Citizen Sleeper 2: Starward Vector arrivera sur PS5 le 28 juillet, sans coût supplémentaire pour les abonnés PlayStation Plus. L’information vient de la sélection de juillet dévoilée par PlayStation pour les États-Unis, le Royaume-Uni et le Japon.
Et c’est assez surprenant: sans l’aura marketing d’un énorme blockbuster, Citizen Sleeper 2: Starward Vector s’est déjà glissé, dans les premiers retours de la presse, parmi les RPG narratifs dont on parle le plus en ce moment.
Si le jeu attire autant les regards, c’est aussi parce qu’il évoque à la fois Cyberpunk 2077 et Baldur’s Gate 3.
D’un côté, on retrouve tout un imaginaire cyberpunk: des mégacorporations omniprésentes, une survie bricolée en dehors du système, la question de l’identité numérique. De l’autre, il y a une vraie structure de RPG, avec des choix, des statistiques et des jets de dés qui peuvent faire tourner une situation dans un sens ou dans l’autre.
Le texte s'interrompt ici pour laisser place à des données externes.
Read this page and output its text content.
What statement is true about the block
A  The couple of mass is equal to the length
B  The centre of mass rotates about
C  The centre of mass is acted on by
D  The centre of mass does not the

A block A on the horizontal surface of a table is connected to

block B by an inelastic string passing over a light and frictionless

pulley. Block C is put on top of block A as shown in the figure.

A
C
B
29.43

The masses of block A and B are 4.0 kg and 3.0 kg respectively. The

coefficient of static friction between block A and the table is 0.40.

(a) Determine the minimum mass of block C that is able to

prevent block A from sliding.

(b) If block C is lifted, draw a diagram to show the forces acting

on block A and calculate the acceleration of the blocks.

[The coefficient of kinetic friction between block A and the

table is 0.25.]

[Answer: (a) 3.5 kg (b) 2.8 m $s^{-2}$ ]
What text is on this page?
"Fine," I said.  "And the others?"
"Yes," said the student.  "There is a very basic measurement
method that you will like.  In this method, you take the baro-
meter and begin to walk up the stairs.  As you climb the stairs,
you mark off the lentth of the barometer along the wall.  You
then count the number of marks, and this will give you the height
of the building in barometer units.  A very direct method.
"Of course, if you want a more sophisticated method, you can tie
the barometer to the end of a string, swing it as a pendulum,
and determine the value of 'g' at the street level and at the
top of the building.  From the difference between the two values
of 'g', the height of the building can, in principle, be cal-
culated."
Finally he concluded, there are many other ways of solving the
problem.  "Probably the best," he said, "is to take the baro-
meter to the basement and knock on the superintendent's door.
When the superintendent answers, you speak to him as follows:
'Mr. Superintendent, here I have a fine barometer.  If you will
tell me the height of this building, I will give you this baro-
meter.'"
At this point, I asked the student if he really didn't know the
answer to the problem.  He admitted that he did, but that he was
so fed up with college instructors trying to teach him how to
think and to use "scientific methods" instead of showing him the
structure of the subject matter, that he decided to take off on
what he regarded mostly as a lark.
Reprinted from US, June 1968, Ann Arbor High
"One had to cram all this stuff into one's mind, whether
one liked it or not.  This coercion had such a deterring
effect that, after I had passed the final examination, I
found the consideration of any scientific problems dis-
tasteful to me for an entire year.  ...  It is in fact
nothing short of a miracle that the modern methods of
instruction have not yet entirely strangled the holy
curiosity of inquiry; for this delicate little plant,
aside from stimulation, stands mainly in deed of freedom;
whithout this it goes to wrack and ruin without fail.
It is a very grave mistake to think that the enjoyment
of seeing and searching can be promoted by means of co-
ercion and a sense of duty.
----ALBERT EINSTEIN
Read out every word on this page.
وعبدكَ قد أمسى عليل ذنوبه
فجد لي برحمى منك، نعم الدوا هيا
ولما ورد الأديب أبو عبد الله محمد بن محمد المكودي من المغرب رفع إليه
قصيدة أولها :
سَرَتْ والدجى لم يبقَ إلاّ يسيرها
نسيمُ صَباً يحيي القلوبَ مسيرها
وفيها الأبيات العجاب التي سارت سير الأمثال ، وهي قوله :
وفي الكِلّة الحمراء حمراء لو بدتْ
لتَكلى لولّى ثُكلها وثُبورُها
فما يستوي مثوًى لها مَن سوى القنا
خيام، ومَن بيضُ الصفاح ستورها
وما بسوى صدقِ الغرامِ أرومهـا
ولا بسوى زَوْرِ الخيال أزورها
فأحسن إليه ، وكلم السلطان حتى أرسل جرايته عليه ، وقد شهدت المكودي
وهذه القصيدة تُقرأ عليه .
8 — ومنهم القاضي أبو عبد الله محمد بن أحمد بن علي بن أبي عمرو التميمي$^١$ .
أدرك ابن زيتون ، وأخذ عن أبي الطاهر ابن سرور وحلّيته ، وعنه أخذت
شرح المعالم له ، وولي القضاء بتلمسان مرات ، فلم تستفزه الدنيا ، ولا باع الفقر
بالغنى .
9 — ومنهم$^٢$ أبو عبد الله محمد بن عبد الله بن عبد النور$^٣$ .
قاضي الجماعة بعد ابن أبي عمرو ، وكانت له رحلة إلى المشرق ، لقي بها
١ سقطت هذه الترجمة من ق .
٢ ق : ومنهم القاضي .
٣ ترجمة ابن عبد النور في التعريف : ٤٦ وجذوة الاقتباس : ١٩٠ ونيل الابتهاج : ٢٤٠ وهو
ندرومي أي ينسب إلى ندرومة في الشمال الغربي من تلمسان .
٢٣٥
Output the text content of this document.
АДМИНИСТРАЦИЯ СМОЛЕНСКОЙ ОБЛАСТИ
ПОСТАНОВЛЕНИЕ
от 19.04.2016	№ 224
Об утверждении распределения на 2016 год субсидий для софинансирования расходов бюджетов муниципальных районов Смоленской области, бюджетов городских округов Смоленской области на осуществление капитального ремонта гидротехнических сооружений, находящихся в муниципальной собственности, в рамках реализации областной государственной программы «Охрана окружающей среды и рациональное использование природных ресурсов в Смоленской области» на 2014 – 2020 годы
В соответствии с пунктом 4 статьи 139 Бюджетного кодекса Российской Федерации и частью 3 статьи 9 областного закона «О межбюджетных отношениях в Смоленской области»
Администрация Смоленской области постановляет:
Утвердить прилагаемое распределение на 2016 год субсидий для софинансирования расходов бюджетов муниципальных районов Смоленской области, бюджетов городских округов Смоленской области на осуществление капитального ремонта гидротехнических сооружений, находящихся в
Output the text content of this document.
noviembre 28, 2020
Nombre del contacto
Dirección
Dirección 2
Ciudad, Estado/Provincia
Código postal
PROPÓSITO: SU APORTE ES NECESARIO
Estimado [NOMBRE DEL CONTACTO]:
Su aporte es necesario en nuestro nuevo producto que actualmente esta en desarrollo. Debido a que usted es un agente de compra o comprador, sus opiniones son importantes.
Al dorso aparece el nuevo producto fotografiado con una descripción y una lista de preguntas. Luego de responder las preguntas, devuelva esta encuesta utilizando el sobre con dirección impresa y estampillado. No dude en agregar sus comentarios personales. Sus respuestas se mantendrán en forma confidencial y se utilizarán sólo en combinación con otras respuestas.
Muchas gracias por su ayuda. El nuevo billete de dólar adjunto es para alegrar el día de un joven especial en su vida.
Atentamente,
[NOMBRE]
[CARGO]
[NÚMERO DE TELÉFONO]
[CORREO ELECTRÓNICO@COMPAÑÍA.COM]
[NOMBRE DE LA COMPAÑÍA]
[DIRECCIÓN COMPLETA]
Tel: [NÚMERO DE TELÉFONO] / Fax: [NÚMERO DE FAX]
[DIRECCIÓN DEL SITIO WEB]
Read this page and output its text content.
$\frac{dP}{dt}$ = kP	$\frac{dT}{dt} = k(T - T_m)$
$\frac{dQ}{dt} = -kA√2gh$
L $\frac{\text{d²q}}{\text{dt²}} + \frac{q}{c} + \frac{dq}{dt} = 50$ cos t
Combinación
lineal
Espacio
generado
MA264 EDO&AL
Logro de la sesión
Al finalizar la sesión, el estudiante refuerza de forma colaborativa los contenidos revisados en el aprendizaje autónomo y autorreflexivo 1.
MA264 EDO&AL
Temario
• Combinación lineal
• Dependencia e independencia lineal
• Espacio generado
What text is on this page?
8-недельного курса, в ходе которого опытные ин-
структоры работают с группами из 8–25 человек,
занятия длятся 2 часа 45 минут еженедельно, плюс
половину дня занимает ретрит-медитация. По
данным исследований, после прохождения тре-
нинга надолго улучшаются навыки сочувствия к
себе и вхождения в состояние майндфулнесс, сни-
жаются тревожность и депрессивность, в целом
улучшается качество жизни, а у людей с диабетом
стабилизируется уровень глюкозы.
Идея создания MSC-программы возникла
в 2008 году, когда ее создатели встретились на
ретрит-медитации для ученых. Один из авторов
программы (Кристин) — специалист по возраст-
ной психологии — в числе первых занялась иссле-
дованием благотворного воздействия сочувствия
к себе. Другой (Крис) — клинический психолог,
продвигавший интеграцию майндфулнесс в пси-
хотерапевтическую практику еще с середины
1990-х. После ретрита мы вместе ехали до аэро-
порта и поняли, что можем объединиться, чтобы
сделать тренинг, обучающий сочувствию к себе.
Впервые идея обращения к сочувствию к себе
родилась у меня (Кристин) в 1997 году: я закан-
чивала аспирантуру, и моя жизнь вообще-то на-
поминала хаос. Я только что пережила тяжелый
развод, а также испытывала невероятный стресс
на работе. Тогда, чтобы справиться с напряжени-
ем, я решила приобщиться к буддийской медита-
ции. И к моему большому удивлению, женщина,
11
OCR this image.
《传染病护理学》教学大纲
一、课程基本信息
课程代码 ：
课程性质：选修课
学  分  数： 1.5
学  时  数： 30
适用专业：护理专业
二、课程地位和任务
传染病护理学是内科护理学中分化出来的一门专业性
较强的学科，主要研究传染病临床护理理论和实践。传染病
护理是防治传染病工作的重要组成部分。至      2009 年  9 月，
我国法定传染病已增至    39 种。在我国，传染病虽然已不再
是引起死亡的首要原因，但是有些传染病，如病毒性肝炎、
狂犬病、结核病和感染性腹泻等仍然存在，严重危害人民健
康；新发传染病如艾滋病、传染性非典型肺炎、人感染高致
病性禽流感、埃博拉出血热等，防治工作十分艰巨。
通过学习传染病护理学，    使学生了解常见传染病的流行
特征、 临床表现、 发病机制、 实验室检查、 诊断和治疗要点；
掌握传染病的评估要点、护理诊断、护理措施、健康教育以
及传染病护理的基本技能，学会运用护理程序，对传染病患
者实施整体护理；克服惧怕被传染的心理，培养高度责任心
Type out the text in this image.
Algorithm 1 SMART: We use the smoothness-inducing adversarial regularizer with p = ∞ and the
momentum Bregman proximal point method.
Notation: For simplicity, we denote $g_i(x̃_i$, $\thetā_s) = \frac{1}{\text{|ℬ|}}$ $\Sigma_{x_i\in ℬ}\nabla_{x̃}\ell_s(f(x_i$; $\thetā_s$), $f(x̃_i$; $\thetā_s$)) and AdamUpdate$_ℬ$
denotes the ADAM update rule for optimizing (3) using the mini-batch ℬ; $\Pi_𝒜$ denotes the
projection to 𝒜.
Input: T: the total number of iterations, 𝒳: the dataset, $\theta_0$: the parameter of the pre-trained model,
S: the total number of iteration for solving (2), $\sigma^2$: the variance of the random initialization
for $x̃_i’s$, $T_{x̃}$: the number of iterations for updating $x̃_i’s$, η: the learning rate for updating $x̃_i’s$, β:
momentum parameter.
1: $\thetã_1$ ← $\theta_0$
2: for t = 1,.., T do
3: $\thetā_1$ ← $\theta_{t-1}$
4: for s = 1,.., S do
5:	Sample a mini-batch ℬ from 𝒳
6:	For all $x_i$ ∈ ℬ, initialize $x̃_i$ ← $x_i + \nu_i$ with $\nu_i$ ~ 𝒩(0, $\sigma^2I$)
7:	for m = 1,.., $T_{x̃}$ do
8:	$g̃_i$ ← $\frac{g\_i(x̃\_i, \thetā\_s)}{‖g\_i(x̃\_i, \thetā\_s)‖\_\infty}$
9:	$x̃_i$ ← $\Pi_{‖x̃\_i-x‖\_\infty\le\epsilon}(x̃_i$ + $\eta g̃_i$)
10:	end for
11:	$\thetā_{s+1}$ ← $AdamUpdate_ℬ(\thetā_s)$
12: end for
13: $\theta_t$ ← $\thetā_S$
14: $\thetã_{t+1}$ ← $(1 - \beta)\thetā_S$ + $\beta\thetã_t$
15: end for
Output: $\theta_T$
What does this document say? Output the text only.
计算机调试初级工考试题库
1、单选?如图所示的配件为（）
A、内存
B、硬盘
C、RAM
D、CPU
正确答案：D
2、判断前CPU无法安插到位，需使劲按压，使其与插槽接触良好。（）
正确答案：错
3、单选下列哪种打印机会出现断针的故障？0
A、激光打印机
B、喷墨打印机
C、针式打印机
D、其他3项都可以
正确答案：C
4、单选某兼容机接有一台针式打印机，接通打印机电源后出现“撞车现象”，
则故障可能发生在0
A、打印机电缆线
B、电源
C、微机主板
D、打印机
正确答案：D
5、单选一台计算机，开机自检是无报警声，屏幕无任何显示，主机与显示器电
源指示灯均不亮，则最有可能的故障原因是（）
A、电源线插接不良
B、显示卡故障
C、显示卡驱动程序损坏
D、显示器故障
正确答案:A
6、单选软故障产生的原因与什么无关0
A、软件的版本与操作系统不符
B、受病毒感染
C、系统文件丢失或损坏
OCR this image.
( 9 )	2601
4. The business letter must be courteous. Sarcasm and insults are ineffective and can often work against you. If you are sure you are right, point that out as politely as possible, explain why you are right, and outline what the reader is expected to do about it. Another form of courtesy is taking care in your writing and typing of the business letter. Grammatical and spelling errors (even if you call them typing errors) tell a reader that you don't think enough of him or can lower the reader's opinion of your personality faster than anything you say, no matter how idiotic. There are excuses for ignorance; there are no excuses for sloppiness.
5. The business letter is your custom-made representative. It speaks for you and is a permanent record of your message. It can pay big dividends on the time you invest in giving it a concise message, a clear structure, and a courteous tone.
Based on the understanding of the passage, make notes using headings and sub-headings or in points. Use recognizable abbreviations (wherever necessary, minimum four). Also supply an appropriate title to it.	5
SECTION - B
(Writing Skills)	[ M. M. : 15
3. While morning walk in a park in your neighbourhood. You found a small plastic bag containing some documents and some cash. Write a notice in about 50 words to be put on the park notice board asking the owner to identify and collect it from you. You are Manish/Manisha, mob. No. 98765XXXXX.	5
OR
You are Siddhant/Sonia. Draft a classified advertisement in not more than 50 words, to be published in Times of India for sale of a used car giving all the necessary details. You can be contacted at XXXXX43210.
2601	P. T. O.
Dans Citizen Sleeper 2: Starward Vector, on incarne un « sleeper », autrement dit un corps artificiel habité par une conscience humaine transférée, qui tente d’échapper à une corporation puissante dans un univers spatial franchement hostile.
Vous pourrez télécharger Citizen Sleeper 2: Starward Vector sur PS5 à partir du 28 juillet.
Ici, le moteur du jeu n’est pas tant l’action que la décision.
Il faut composer avec un équipage, accepter des contrats, surveiller ses ressources, puis avancer dans des situations tendues où un bon lancer de dés peut sauver une mission. À l’inverse, une mauvaise décision peut alourdir la suite pendant longtemps.
La tension vient de là, de ce qu’on anticipe en permanence: faut-il accepter ce contrat malgré le risque, qui envoyer sur quelle tâche, et est-ce qu’on peut encore encaisser un échec de plus?
Par rapport au premier Citizen Sleeper, cette suite pousse la formule plus loin, de façon assez nette.
Citizen Sleeper 2: Starward Vector ajoute le commandement d’un vaisseau, une exploration plus étendue de la Starward Belt, un système de « Contracts » qui se déploie sur plusieurs cycles, ainsi qu’une mécanique de « Stress » capable de peser sur les jets futurs après une action ratée.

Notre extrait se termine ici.